Travellers can make online reservations through their mobile as they would through their computer. Booking data is captured in a management information system.
Hotelzon chief executive Jani Kaskinen says: “It means they can make a booking in the middle of the night but leave an audit trail. Typically, travellers use the mobile option if their plans change during a trip. They can do it through their phone instead of having to open up their laptop.”
Travellers can also use the phone’s global positioning system (GPS) to locate hotels and call up maps to them.
2. Concur Mobile
The booking and expense management tool provider Concur Technologies has made an ambitious attempt to move the entire corporate travel process on to mobile. Like Hotelzon, Concur Mobile offers hotel booking through a BlackBerry, iPhone or Windows Mobile. If the traveller already has a flight reservation, he or she can access the itinerary and use the destination and dates of travel for a hotel booking. Concur says its customers can reschedule booked flights, although the technology is not able to accept new flight reservations. Other live booking options include restaurants, car hire and, in the US, taxis (see RideCharge, below).
In addition, phone users can add out-of-pocket expenses to their expense reports and use their phone cameras to photograph receipts and attach them to their claims. Line managers can also check and approve expense submissions.
3. RideCharge
RideCharge provides what might be the first fully automated mobile travel process, though only for taxi services. It starts with the traveller “hailing” the taxi through the RideCharge app. The taxi company identifies the traveller’s location through GPS and sends a car. While the traveller waits, he or she is kept informed of how near it is and receives an alert when it arrives.
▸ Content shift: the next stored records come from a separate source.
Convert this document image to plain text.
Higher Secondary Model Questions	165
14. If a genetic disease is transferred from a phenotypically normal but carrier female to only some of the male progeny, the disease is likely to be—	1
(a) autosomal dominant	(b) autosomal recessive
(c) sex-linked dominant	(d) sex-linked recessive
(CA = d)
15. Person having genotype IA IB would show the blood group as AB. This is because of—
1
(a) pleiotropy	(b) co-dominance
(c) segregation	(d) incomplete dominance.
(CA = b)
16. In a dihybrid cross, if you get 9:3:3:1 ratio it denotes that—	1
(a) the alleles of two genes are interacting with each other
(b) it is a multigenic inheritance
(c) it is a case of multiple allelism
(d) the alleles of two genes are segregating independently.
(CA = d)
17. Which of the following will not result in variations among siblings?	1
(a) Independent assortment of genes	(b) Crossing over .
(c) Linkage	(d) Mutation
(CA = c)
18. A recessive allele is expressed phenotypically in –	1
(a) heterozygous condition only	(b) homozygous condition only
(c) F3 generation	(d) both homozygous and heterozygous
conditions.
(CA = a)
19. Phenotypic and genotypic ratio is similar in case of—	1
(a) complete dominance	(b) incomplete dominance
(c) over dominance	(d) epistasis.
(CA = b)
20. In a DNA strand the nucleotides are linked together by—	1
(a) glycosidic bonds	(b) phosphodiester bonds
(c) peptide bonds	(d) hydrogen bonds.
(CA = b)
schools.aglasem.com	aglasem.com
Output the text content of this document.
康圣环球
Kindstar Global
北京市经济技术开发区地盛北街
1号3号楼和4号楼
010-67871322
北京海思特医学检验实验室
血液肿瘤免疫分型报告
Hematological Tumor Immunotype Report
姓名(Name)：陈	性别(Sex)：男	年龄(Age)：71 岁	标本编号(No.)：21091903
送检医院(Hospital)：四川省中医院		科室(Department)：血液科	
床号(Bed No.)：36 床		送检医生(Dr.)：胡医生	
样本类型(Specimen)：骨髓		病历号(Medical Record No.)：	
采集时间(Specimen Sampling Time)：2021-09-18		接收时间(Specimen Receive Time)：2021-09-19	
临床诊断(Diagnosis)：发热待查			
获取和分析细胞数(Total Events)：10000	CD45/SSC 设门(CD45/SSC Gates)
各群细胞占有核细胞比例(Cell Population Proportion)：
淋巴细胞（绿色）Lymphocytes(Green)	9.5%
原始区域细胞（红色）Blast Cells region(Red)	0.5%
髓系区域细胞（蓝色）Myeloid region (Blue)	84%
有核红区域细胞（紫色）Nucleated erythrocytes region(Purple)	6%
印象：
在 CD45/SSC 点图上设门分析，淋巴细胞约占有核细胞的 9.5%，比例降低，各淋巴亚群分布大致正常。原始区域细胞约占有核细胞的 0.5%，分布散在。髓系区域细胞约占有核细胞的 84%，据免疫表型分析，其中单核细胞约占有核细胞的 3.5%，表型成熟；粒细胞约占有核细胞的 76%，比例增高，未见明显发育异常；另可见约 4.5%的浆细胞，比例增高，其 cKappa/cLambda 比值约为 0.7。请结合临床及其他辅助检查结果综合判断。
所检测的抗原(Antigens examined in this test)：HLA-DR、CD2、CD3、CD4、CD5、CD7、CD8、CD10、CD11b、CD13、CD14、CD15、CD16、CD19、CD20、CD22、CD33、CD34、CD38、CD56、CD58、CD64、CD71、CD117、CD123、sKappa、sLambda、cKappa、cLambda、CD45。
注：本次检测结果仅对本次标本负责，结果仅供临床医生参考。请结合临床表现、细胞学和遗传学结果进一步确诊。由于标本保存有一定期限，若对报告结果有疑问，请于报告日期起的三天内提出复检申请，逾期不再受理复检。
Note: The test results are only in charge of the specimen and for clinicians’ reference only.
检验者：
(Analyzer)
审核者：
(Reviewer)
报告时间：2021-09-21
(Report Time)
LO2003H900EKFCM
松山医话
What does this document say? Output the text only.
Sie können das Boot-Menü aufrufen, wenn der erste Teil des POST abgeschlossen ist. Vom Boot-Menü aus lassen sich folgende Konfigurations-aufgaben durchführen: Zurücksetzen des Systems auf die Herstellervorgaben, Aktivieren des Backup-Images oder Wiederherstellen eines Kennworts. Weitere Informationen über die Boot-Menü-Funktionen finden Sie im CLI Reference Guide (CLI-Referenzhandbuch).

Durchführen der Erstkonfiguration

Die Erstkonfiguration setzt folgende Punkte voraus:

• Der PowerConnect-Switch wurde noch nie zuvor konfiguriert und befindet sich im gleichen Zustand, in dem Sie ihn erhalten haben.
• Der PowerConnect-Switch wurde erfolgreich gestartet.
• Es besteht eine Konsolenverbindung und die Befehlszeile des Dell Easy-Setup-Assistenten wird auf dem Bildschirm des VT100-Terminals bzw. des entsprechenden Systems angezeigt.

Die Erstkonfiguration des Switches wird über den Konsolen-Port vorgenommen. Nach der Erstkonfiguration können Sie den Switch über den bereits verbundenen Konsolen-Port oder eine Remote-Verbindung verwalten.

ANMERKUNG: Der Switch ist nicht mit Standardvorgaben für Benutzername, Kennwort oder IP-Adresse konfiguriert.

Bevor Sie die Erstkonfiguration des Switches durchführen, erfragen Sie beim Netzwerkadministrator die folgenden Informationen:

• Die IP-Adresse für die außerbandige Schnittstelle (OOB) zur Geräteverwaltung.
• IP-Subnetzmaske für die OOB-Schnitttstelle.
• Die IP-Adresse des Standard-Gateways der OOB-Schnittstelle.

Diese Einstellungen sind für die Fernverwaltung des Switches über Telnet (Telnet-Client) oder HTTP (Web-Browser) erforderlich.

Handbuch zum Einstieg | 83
After the journey, the traveller can pay on the mobile, with the money deducted from a credit card number stored with RideCharge. Customers can access management information via the RideCharge website. RideCharge has a partnership with Concur, which allows Concur clients’ travellers to upload e-receipts to their expense reports on their mobiles. RideCharge is available in 35 US cities, and president Sanders Partee plans to bring it to the UK this year. “Ground transportation is a just-in-time activity,” says Partee. “We are automating something people need when they are on the go.”
4. Nomadz
Nomadz is a traveller tracking and security alert service that uses GPS. Its competitors locate travellers by analysing reservations data made through travel agents’ booking systems, known as global distribution systems (GDSs). Nomadz says it finds travellers through the phone in their pocket.
David McLean, vice-president sales and marketing for World Travel Protection, the emergency medical and travel assistance subsidiary of insurer Zurich that developed Nomadz, says GDS-based tracking services are inadequate. “Just because you have a reservation to go somewhere, it doesn’t mean you are there,” he says. “Companies want to know precisely where a person is as well as where they are supposed to be.”
McLean says Nomadz can send travel alerts only to people for whom the information is relevant. Where GPS does not work (in heavy cloud cover, for example), a secondary system locates the traveller to within a couple of hundred yards through their proximity to mobile phone masts. Nomadz can also take GDS data as back-up.